By the time we left the island, after a week of what in the almost equatorial sun was quite a punishing schedule, we were exhausted but happy- well I was happier than Mike as I had seen all my required species and a couple of bonuses to boot, whereas he had failed to find a newie for his Aussie list.
 
What made it all the more galling was that we knew there were rarities on the island while we were there: Malayan Night Heron and Watercock being two we failed to turn up. But even more frustrating was the Bittern situation.
 
We did actually see a new bird for Australia- a Cinnamon Bittern. But it was dead in the freezer of Environment Australia. The bird, an adult female, had been found emaciated two weeks before and had not survived. It would be interesting to know if there has been a disturbance on any wetlands in Java or Sumatra as many as nine species of heron had turned up on the island.
 
One morning as we headed out again in the pre-dawn light for another futile search for the night heron, we flushed a Bittern from the gutter of the main road in the settlement. All we could see of it as it flew to an area of lawn at the edge of the forest was that it was a small bittern with a uniformly dark upperwing pattern. We flushed the bird again a few minutes later and I could see the upperwing colour was a dark brown. We saw the bird land, and run to the edge of the forest. In the dim light we could see where it had run to. While I stood watching the dark shape through my bins, getting slaughtered by swarms of mozzies, Mike tried to get closer to the bird by using an abandoned building as cover. The theory was that as long as the bird didn't move we would be able to see it once the light got better, and we wouldn't have flushed it by spotlighting it. We got into position. The light improved. Dawn broke and we could see the bird. It was a stick.

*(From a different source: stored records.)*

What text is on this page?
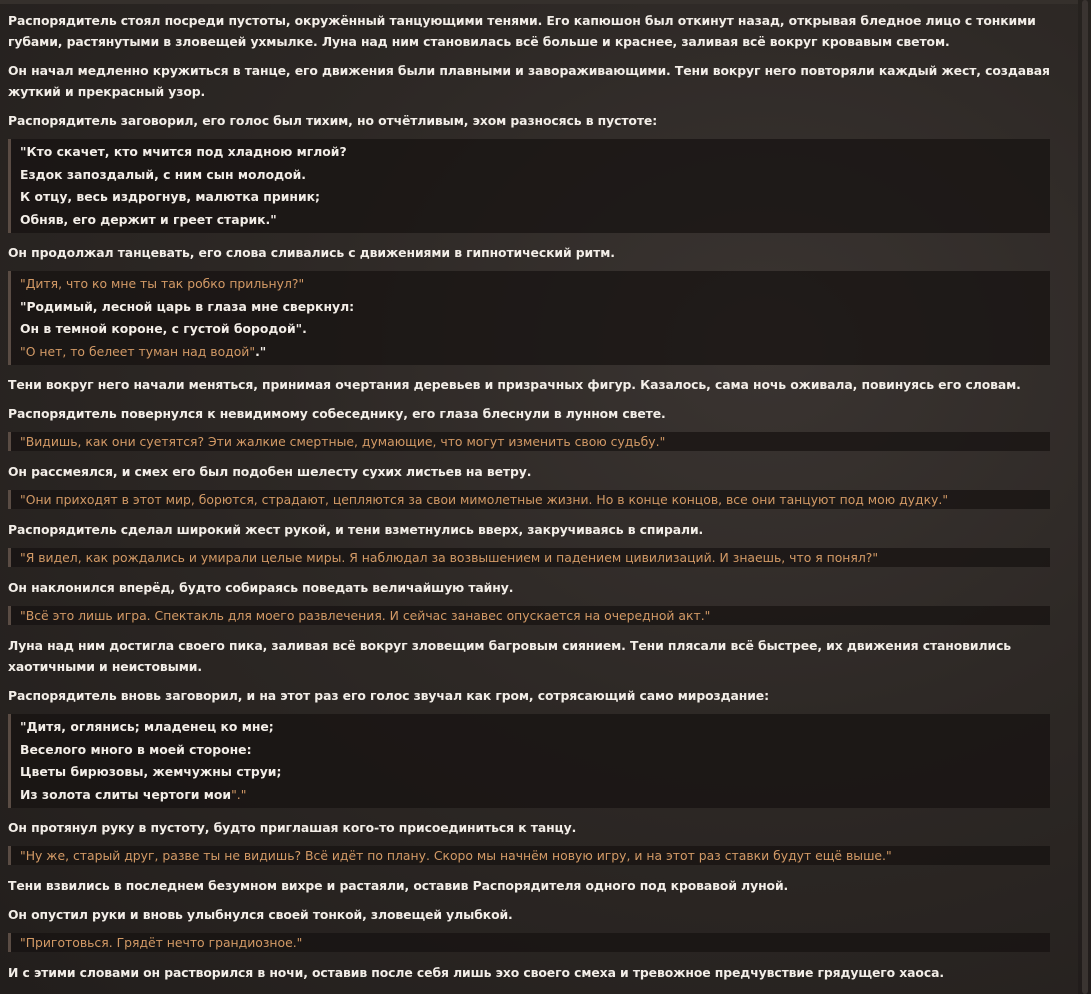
Распорядитель стоял посреди пустоты, окружённый танцующими тенями. Его капюшон был откинут назад, открывая бледное лицо с тонкими губами, растянутыми в зловещей ухмылке. Луна над ним становилась всё больше и краснее, заливая всё вокруг кровавым светом.

Он начал медленно кружиться в танце, его движения были плавными и завораживающими. Тени вокруг него повторяли каждый жест, создавая жуткий и прекрасный узор.

Распорядитель заговорил, его голос был тихим, но отчётливым, эхом разносясь в пустоте:

"Кто скачет, кто мчится под хладною мглой?
Ездок запоздалый, с ним сын молодой.
К отцу, весь издрогнув, малютка приник;
Обняв, его держит и греет старик."

Он продолжал танцевать, его слова сливались с движениями в гипнотический ритм.

"Дитя, что ко мне ты так робко прильнул?"
"Родимый, лесной царь в глаза мне сверкнул:
Он в темной короне, с густой бородой".
"О нет, то белеет туман над водой"."

Тени вокруг него начали меняться, принимая очертания деревьев и призрачных фигур. Казалось, сама ночь оживала, повинуясь его словам.

Распорядитель повернулся к невидимому собеседнику, его глаза блеснули в лунном свете.

"Видишь, как они суетятся? Эти жалкие смертные, думающие, что могут изменить свою судьбу."

Он рассмеялся, и смех его был подобен шелесту сухих листьев на ветру.

"Они приходят в этот мир, борются, страдают, цепляются за свои мимолетные жизни. Но в конце концов, все они танцуют под мою дудку."

Распорядитель сделал широкий жест рукой, и тени взметнулись вверх, закручиваясь в спирали.

"Я видел, как рождались и умирали целые миры. Я наблюдал за возвышением и падением цивилизаций. И знаешь, что я понял?"

Он наклонился вперёд, будто собираясь поведать величайшую тайну.

"Всё это лишь игра. Спектакль для моего развлечения. И сейчас занавес опускается на очередной акт."

Луна над ним достигла своего пика, заливая всё вокруг зловещим багровым сиянием. Тени плясали всё быстрее, их движения становились хаотичными и неистовыми.

Распорядитель вновь заговорил, и на этот раз его голос звучал как гром, сотрясающий само мироздание:

"Дитя, оглянись; младенец ко мне;
Веселого много в моей стороне:
Цветы бирюзовы, жемчужны струи;
Из золота слиты чертоги мои"."

Он протянул руку в пустоту, будто приглашая кого-то присоединиться к танцу.

"Ну же, старый друг, разве ты не видишь? Всё идёт по плану. Скоро мы начнём новую игру, и на этот раз ставки будут ещё выше."

Тени взвились в последнем безумном вихре и растаяли, оставив Распорядителя одного под кровавой луной.

Он опустил руки и вновь улыбнулся своей тонкой, зловещей улыбкой.

"Приготовься. Грядёт нечто грандиозное."

И с этими словами он растворился в ночи, оставив после себя лишь эхо своего смеха и тревожное предчувствие грядущего хаоса.
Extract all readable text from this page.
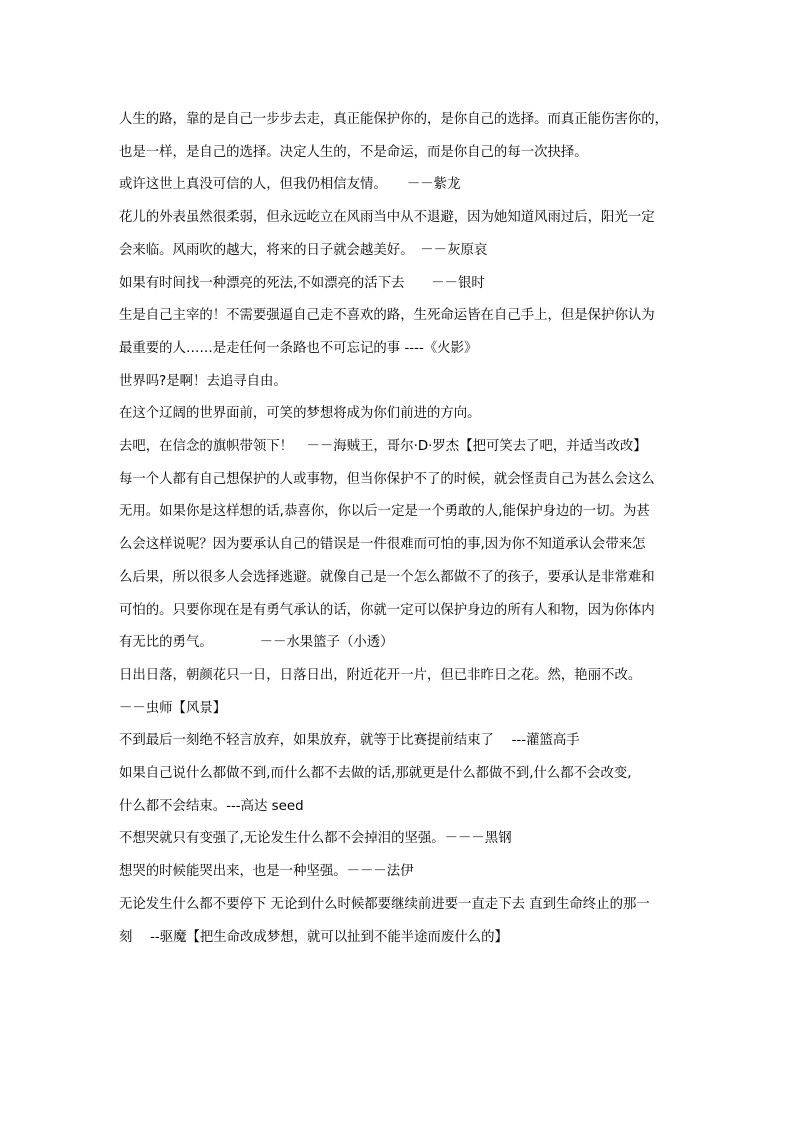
人生的路，靠的是自己一步步去走，真正能保护你的，是你自己的选择。而真正能伤害你的，
也是一样，是自己的选择。决定人生的，不是命运，而是你自己的每一次抉择。

或许这世上真没可信的人，但我仍相信友情。　　－－紫龙

花儿的外表虽然很柔弱，但永远屹立在风雨当中从不退避，因为她知道风雨过后，阳光一定
会来临。风雨吹的越大，将来的日子就会越美好。　－－灰原哀

如果有时间找一种漂亮的死法,不如漂亮的活下去　　－－银时

生是自己主宰的！不需要强逼自己走不喜欢的路，生死命运皆在自己手上，但是保护你认为
最重要的人……是走任何一条路也不可忘记的事 ----《火影》

世界吗?是啊！去追寻自由。

在这个辽阔的世界面前，可笑的梦想将成为你们前进的方向。

去吧，在信念的旗帜带领下！　－－海贼王，哥尔·D·罗杰【把可笑去了吧，并适当改改】

每一个人都有自己想保护的人或事物，但当你保护不了的时候，就会怪责自己为甚么会这么
无用。如果你是这样想的话,恭喜你，你以后一定是一个勇敢的人,能保护身边的一切。为甚
么会这样说呢？因为要承认自己的错误是一件很难而可怕的事,因为你不知道承认会带来怎
么后果，所以很多人会选择逃避。就像自己是一个怎么都做不了的孩子，要承认是非常难和
可怕的。只要你现在是有勇气承认的话，你就一定可以保护身边的所有人和物，因为你体内
有无比的勇气。　　　　－－水果篮子（小透）

日出日落，朝颜花只一日，日落日出，附近花开一片，但已非昨日之花。然，艳丽不改。
－－虫师【风景】

不到最后一刻绝不轻言放弃，如果放弃，就等于比赛提前结束了　 ---灌篮高手

如果自己说什么都做不到,而什么都不去做的话,那就更是什么都做不到,什么都不会改变,
什么都不会结束。---高达 seed

不想哭就只有变强了,无论发生什么都不会掉泪的坚强。－－－黑钢

想哭的时候能哭出来，也是一种坚强。－－－法伊

无论发生什么都不要停下 无论到什么时候都要继续前进要一直走下去 直到生命终止的那一
刻　 --驱魔【把生命改成梦想，就可以扯到不能半途而废什么的】
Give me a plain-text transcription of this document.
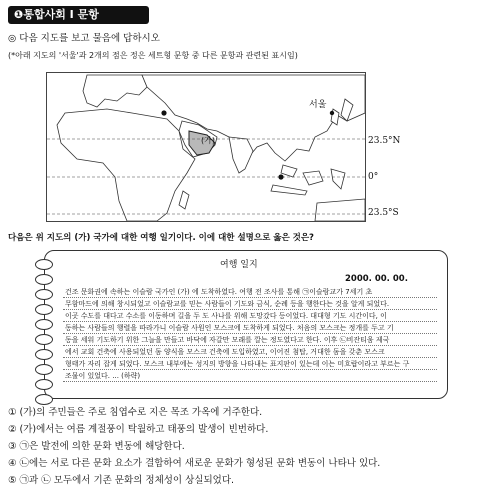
❶통합사회 I 문항
◎ 다음 지도를 보고 물음에 답하시오
(*아래 지도의 '서울'과 2개의 점은 정은 세트형 문항 중 다른 문항과 관련된 표시임)
서울
(가)	23.5°N
0°
23.5°S
다음은 위 지도의 (가) 국가에 대한 여행 일기이다. 이에 대한 설명으로 옳은 것은?
여행 일지
2000. 00. 00.
건조 문화권에 속하는 이슬람 국가인 (가) 에 도착하였다. 여행 전 조사를 통해 ㉠이슬람교가 7세기 초
무함마드에 의해 창시되었고 이슬람교를 믿는 사람들이 기도와 금식, 순례 등을 행한다는 것을 알게 되었다.
이곳 수도를 대다고 수소를 이동하며 길을 두 도 사나를 위해 도망갔다 등이었다. 대대형 기도 시간이다, 이
동하는 사람들의 행렬을 따라가니 이슬람 사원인 모스크에 도착하게 되었다. 처음의 모스크는 정개를 두고 기
동을 세워 기도하기 위한 그늘을 만들고 바닥에 자갈만 모래를 깔는 정도였다고 한다. 이후 ㉡비잔티움 제국
에서 교회 건축에 사용되었던 돔 양식을 모스크 건축에 도입하였고, 이어진 첨탑, 거대한 돔을 갖춘 모스크
형태가 자리 잡게 되었다. 모스크 내부에는 성지의 방향을 나타내는 표지판이 있는데 이는 미흐랍이라고 부르는 구
조물이 있었다. ... (하략)
① (가)의 주민들은 주로 침엽수로 지은 목조 가옥에 거주한다.
② (가)에서는 여름 계절풍이 탁월하고 태풍의 발생이 빈번하다.
③ ㉠은 발전에 의한 문화 변동에 해당한다.
④ ㉡에는 서로 다른 문화 요소가 결합하여 새로운 문화가 형성된 문화 변동이 나타나 있다.
⑤ ㉠과 ㉡ 모두에서 기존 문화의 정체성이 상실되었다.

The bittern had actually run behind the stick and kept going into the forest while we stood there staking out a bloody stick.
 
Adding Australian Ringneck (Twenty-eight Parrot) and Laughing Turtle Dove near Perth Airport on the way home did little to dampen the disappointment of what may turn out to be the biggest dip of The Big Twitch.
 
So arrived back in Melbourne with my total on 355, and the news that both the Sydney and Southport pelagics had been hugely successful with both trips getting birds I still needed, and that there was a Hudwit in Adelaide. I thought my travels would ease off for a couple of months. Oh how wrong I was  to be.